Quant à l’interactivité, c’est la capacité de l’œuvre à changer avec le public, via le corps, le mouvement, la voix ou le souffle. Un bel exemple d’œuvre immersive, générative et interactive est donné par Miguel Chevalier, un véritable descendant de Monet : avec Extra-Natural, il crée un jardin imaginaire, une « nature artificielle » dans laquelle il sème des graines informatiques, autant de fleurs nouvelles qui poussent de façon aléatoire et exponentielle. Elles croissent et disparaissent. Elles se courbent différemment lorsque passent les visiteurs. Le spectacle est hypnotique !
Extra-Natural 2018 – Miguel Chevalier from Miguel Chevalier on Vimeo.
MIGUEL CHEVALIER
Extra-Natural, 2018
Exposition Artistes & Robots, Grand Palais, Paris
Œuvre de réalité virtuelle générative et interactive
Logiciels : Cyrille Henry & Antoine Villeret
Production technique : Voxels Productions
Courtesy Galerie Lélia Mordoch, Paris/Miami
Cette interaction avec le public est-elle une des spécificités de l’art numérique ?
L B.-D. : Toute œuvre moderne suppose à des degrés divers cette interactivité avec celle ou celui qui la regarde. Marcel Duchamp disait que : « Ce sont les regardeurs qui font le tableau », façon de dire que nous finissons l’œuvre en l’interprétant chacun à notre façon selon notre culture et selon notre inconscient, d’autant plus si l’œuvre est ouverte et potentielle. Dans l’art numérique, nous agissons désormais sur l’œuvre. Finalement, celle-ci peut être créée à trois ou à quatre : l’artiste, l’ingénieur, le robot et le public, certains artistes étant aussi ingénieurs, comme Patrick Tresset avec ses bras robotiques qui dessinent des natures mortes, jamais les mêmes.
PATRICK TRESSET
Human Study #2.d La Grande Vanité au corbeau et au renard, 2004-2017
Trois robots, un renard et un corbeau empaillés, dessins sur papier
© Photo Aldo Paredes pour la Rmn-Grand Palais, 2018
Que répondez-vous à ceux qui brandissent un risque d’hégémonie de cette nouvelle forme d’art ?
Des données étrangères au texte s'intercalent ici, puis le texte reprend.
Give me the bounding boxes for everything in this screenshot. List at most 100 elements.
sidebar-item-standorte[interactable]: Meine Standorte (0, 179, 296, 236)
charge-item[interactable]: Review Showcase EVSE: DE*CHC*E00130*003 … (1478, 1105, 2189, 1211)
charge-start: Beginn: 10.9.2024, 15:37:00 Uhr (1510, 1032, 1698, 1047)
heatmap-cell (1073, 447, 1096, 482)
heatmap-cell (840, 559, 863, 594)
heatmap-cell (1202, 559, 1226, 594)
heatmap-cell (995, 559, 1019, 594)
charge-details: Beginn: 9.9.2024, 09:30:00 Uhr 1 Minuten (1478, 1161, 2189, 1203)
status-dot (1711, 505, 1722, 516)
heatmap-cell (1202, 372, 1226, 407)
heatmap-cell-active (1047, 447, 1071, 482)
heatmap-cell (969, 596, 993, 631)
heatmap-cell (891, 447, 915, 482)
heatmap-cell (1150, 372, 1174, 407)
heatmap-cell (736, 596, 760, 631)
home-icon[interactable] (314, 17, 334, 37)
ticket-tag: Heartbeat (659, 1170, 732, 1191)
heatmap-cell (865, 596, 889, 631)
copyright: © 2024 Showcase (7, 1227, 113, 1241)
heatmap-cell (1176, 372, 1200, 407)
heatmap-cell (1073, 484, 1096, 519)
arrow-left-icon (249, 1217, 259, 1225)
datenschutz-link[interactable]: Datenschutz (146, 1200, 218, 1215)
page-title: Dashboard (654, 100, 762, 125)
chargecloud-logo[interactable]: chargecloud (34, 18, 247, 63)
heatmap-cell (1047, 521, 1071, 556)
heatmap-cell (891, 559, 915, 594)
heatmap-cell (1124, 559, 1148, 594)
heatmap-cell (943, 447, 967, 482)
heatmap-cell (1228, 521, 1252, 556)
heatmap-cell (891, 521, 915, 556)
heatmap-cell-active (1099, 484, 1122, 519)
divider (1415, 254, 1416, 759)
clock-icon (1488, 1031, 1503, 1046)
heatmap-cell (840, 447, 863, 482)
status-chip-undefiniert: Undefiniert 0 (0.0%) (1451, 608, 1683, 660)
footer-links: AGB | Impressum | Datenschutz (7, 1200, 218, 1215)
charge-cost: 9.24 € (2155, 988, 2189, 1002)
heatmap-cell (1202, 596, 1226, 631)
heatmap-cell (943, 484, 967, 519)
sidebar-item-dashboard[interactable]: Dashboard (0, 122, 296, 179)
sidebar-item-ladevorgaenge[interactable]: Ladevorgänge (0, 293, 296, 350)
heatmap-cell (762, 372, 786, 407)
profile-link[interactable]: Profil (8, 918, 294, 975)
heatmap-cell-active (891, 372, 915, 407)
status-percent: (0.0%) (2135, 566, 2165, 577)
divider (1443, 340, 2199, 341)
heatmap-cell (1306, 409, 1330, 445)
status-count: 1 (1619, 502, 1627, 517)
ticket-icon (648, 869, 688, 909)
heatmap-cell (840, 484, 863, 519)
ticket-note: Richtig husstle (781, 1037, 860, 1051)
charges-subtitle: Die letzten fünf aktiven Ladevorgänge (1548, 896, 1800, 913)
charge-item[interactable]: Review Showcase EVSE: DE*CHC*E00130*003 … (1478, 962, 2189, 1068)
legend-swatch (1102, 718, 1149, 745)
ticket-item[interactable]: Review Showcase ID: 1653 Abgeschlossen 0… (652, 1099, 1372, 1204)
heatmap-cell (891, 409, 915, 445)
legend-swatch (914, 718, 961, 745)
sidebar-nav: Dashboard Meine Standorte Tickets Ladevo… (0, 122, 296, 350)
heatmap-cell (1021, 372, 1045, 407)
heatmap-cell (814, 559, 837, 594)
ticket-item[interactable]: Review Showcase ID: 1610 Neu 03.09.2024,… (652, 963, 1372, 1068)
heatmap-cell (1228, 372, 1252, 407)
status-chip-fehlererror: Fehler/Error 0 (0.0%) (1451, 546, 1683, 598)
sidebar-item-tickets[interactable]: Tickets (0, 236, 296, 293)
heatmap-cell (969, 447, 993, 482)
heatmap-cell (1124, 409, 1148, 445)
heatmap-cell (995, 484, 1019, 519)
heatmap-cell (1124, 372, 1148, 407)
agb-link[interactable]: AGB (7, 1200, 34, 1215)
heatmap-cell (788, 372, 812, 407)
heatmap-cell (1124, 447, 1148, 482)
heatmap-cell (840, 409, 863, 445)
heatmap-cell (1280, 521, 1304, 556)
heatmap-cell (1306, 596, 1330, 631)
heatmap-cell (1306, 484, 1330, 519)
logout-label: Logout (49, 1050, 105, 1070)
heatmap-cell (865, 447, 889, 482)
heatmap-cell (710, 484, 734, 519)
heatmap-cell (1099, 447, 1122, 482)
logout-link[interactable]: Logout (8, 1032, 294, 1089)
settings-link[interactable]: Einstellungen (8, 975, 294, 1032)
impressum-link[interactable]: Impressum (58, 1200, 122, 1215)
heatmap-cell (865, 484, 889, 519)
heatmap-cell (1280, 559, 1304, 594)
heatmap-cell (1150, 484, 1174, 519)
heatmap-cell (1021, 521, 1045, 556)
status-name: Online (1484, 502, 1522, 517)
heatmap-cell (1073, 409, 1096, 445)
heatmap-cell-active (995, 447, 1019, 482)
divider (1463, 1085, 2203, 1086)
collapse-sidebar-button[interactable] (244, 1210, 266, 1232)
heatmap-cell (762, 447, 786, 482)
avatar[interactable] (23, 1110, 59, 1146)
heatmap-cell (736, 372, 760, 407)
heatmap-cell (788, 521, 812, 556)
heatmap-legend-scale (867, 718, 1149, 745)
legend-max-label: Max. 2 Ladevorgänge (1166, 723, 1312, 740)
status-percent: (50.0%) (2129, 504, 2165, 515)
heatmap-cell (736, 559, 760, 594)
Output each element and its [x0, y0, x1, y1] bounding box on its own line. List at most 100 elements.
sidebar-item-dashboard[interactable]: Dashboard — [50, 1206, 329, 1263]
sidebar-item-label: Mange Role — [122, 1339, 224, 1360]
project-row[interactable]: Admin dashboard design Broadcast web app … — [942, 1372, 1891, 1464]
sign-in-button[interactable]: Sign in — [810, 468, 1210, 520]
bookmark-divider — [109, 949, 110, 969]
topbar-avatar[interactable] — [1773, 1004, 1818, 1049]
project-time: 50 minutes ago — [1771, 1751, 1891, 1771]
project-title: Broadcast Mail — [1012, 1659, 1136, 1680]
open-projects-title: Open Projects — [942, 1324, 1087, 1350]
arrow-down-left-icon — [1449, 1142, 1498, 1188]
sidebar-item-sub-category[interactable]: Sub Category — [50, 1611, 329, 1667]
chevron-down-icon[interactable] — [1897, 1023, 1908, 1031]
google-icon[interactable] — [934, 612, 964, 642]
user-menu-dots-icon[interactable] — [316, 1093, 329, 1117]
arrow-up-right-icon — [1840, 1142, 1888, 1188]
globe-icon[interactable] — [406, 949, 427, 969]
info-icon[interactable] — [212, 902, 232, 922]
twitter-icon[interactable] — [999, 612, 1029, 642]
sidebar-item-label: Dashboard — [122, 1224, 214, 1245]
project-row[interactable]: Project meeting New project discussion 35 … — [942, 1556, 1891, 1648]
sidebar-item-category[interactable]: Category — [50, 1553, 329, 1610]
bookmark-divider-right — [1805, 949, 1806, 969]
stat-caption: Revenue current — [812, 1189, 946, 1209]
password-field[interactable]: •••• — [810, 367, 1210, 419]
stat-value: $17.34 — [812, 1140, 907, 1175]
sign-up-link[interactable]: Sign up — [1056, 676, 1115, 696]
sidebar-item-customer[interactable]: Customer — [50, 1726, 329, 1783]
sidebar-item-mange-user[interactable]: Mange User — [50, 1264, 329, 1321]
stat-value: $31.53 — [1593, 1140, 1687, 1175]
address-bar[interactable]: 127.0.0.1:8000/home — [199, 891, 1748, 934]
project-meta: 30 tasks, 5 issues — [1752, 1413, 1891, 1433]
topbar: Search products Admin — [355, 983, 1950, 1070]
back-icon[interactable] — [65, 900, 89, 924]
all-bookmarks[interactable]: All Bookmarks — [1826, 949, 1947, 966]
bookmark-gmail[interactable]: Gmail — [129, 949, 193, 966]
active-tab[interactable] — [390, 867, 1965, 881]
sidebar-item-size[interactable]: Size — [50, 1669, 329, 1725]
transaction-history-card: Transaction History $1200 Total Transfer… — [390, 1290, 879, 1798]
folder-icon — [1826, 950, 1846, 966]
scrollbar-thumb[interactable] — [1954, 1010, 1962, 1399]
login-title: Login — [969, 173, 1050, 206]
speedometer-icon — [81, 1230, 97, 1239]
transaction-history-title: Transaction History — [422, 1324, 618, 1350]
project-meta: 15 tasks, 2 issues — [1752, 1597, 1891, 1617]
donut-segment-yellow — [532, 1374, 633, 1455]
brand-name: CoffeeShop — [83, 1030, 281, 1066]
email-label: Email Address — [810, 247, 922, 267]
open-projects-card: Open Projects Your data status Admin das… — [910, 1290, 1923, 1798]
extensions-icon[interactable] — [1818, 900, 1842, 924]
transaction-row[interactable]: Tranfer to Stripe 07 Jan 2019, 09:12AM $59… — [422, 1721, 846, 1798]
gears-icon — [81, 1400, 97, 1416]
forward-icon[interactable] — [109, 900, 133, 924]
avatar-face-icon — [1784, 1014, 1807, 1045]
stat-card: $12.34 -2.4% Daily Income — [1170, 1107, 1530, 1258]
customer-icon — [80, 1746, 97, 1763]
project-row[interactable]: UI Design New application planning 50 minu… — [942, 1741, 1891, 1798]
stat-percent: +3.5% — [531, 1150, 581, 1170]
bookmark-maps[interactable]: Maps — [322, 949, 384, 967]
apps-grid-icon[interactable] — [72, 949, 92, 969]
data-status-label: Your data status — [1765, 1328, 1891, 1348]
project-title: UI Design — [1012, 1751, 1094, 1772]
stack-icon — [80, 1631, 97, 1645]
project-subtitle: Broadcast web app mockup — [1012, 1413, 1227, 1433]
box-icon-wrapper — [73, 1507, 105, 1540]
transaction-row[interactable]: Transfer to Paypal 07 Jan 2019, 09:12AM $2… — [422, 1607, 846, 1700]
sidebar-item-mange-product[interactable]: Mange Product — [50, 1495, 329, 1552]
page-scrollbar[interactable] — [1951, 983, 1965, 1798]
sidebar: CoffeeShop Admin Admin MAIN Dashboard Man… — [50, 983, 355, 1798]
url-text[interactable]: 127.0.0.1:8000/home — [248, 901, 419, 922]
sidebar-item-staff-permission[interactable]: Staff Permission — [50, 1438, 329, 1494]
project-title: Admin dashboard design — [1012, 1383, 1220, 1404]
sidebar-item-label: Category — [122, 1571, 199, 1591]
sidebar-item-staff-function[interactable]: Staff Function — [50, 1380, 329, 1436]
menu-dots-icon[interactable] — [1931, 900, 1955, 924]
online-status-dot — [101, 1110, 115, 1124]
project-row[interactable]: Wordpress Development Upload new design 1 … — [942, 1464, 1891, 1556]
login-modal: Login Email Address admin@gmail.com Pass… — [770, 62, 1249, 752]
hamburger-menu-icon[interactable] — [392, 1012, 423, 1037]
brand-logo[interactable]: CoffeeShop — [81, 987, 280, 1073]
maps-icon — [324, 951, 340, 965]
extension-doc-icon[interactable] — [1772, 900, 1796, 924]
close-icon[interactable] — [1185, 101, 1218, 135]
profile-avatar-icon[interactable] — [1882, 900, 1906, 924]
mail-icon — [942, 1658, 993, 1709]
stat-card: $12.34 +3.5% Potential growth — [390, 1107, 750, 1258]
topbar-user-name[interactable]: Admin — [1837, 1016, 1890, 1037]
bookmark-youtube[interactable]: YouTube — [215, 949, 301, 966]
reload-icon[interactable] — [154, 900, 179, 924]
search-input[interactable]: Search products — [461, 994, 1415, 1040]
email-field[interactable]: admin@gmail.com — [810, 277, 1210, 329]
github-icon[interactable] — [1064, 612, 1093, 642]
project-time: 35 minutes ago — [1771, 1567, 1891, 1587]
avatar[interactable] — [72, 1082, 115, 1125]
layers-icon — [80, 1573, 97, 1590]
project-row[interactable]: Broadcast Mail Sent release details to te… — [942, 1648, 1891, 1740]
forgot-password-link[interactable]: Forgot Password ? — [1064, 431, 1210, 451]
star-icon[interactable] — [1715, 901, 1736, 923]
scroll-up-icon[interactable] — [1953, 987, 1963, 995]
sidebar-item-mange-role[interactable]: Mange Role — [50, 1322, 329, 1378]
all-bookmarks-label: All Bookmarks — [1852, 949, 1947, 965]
L B.-D. : Qu’il n’y a aucune volonté d’hégémonie chez ces artistes qui utilisent comme des outils de leur temps les nouvelles technologies. Pas plus qu’il n’y en a eu avec l’avènement de la photographie, cet art qui a eu bien du mal à se faire reconnaitre à ses débuts et contre lequel toute l’Académie des Beaux-Arts, Ingres en tête, a signé des pétitions. La photographie, à son époque, comme l’art numérique aujourd’hui, a bouleversé le pré carré artistique. Certains ont aujourd’hui peur que la peinture ne disparaisse, de la même façon que Picasso le craignait dans les années 1900 avec l’avènement de la photographie avant de peindre les chefs d’œuvre que l’on connait… Tous ces média artistiques sont en concurrence mais cette concurrence est loyale et ces média ne s’éliminent pas les uns et les autres. Ils s’observent et s’enrichissent mutuellement. Ce qui fait qu’une œuvre est une œuvre ne dépend pas avant tout de sa technique mais de sa puissance et de son pouvoir de provoquer en nous de la réflexion et des affects. Comme depuis la nuit des temps.